One of the more important switches was the High/Low engine supercharger switch which had to be Low for take off otherwise you could bugger the engine on take off. From experience I knew pilots would occasionally miss this switch during their scans and with no checklist to pick it up it was potentially quite dangerous if in the wrong position (High Supercharger)

So for night flying especially (dark cockpit in those days) I would deliberately get into the cockpit before the "student" and flick the switch to "High" supercharger position in the hope the pilot would pick it up during the pre-flight scan. Dirty trick maybe but it could save lives. Word soon got around among the squadron pilots but I was not aware of that.

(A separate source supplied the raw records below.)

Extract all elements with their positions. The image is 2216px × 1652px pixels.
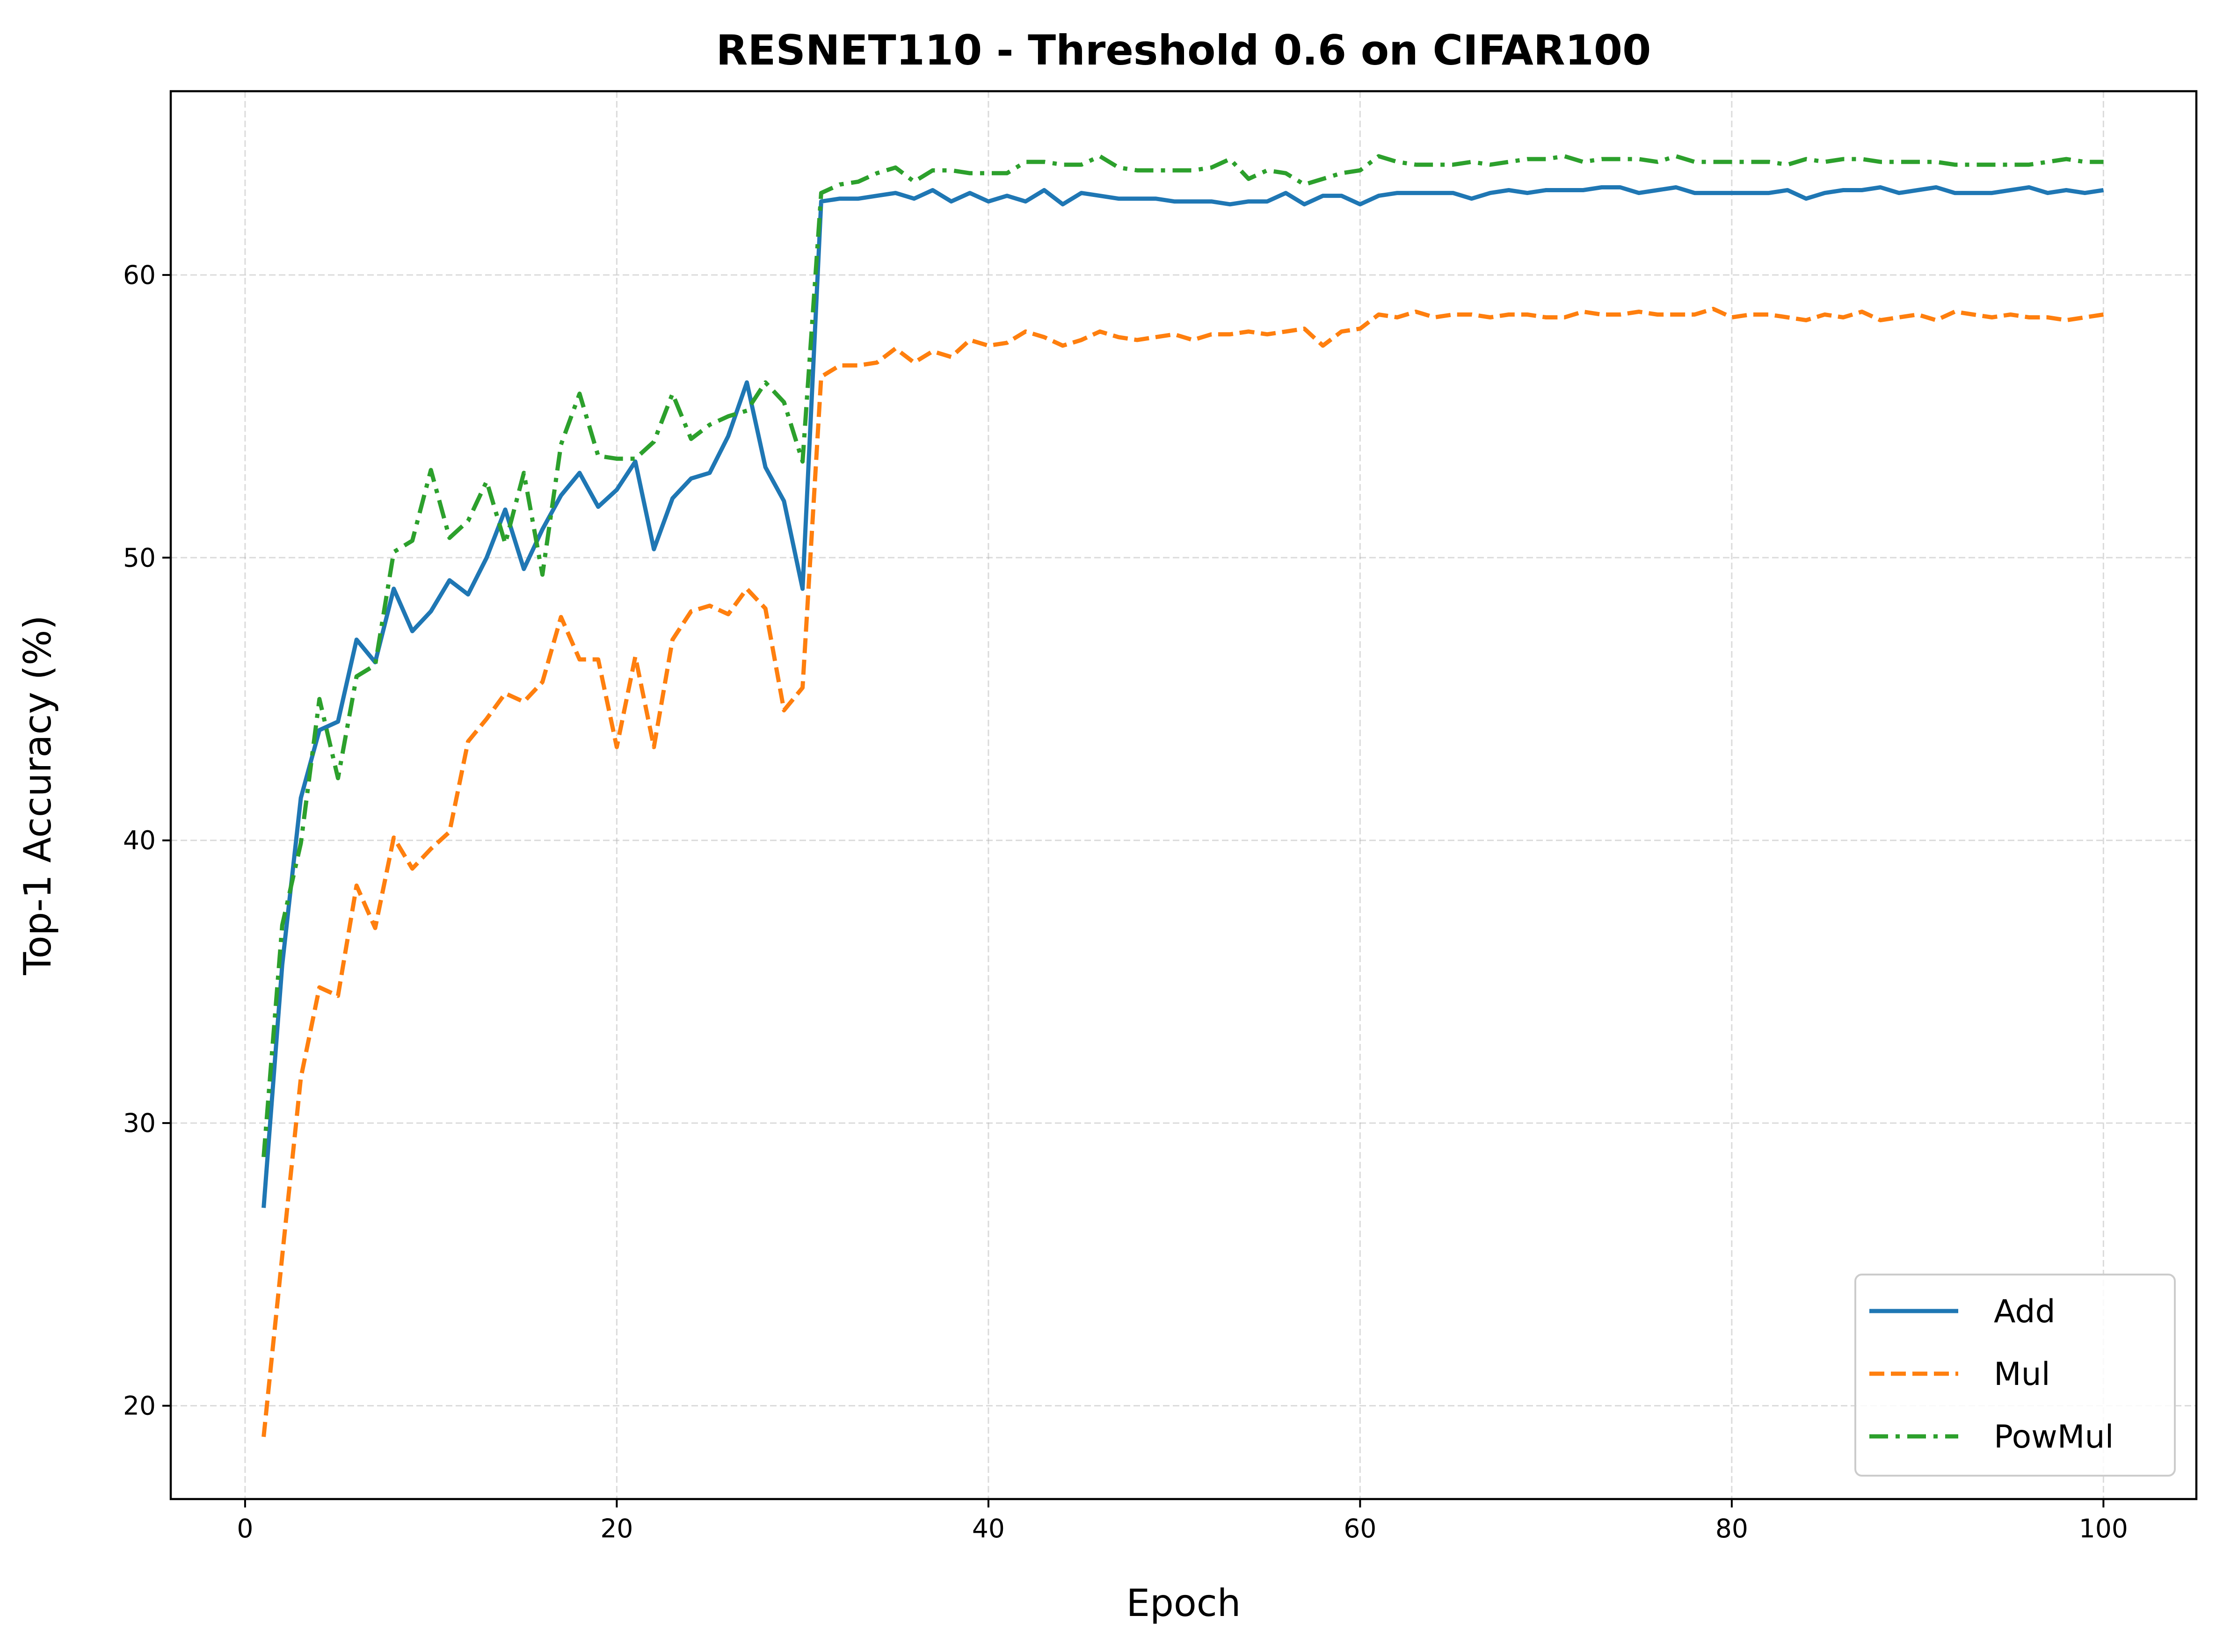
x-tick-label: 100 <box>2079 1514 2128 1543</box>
axis-ticks: 0 20 40 60 80 100 20 30 40 50 60 <box>123 260 2128 1543</box>
y-tick-label: 30 <box>123 1108 156 1138</box>
plot-area-frame <box>169 90 2198 1500</box>
series-line-add <box>262 185 2104 1208</box>
grid <box>171 91 2196 1499</box>
y-axis-label: Top-1 Accuracy (%) <box>16 615 59 975</box>
y-tick-label: 40 <box>123 826 156 855</box>
x-tick-label: 0 <box>237 1514 253 1543</box>
x-tick-label: 20 <box>600 1514 633 1543</box>
series-line-mul <box>262 306 2104 1437</box>
legend-label-powmul: PowMul <box>1994 1419 2114 1456</box>
legend-label-mul: Mul <box>1994 1356 2050 1393</box>
x-axis-label: Epoch <box>1126 1581 1241 1625</box>
x-tick-label: 60 <box>1344 1514 1376 1543</box>
x-tick-label: 80 <box>1715 1514 1748 1543</box>
chart-title: RESNET110 - Threshold 0.6 on CIFAR100 <box>716 26 1651 74</box>
y-tick-label: 60 <box>123 260 156 290</box>
series-group <box>262 154 2104 1437</box>
y-tick-label: 50 <box>123 543 156 572</box>
series-line-powmul <box>262 154 2104 1158</box>
x-tick-label: 40 <box>972 1514 1005 1543</box>
legend-label-add: Add <box>1994 1293 2056 1330</box>
legend: Add Mul PowMul <box>1854 1274 2176 1477</box>
y-tick-label: 20 <box>123 1391 156 1421</box>
legend-frame <box>1854 1274 2176 1477</box>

Was doing a night check on a former war time RAF Halifax bomber pilot called K.K. Wilson who had risked his life many times by dropping secret service agents at night by parachute into Occupied Europe. Very dangerous flying especially if the German night fighters got you on radar. KK knew about my trick and got into the aircraft before me. The bugger then taped several drawing pins pointy side out on the supercharger changeover switch and withdrew to the back of the aircraft to await my own furtive arrival. It was black as spades when I got to the cockpit and I didn't need a torch to locate the supercharger switch because I knew exactly where it was located in the middle of the instrument panel.

I found the bloody switch by feel and stuck my fingers right on to the drawing pins which drew blood and caused a great oath. From the back of the Lincoln appeared KK with a big grin and he said "that'll teach you to f**ck around, young Centaurus." Point taken in more ways than one...

Last edited by Centaurus; 26th Dec 2012 at 12:48.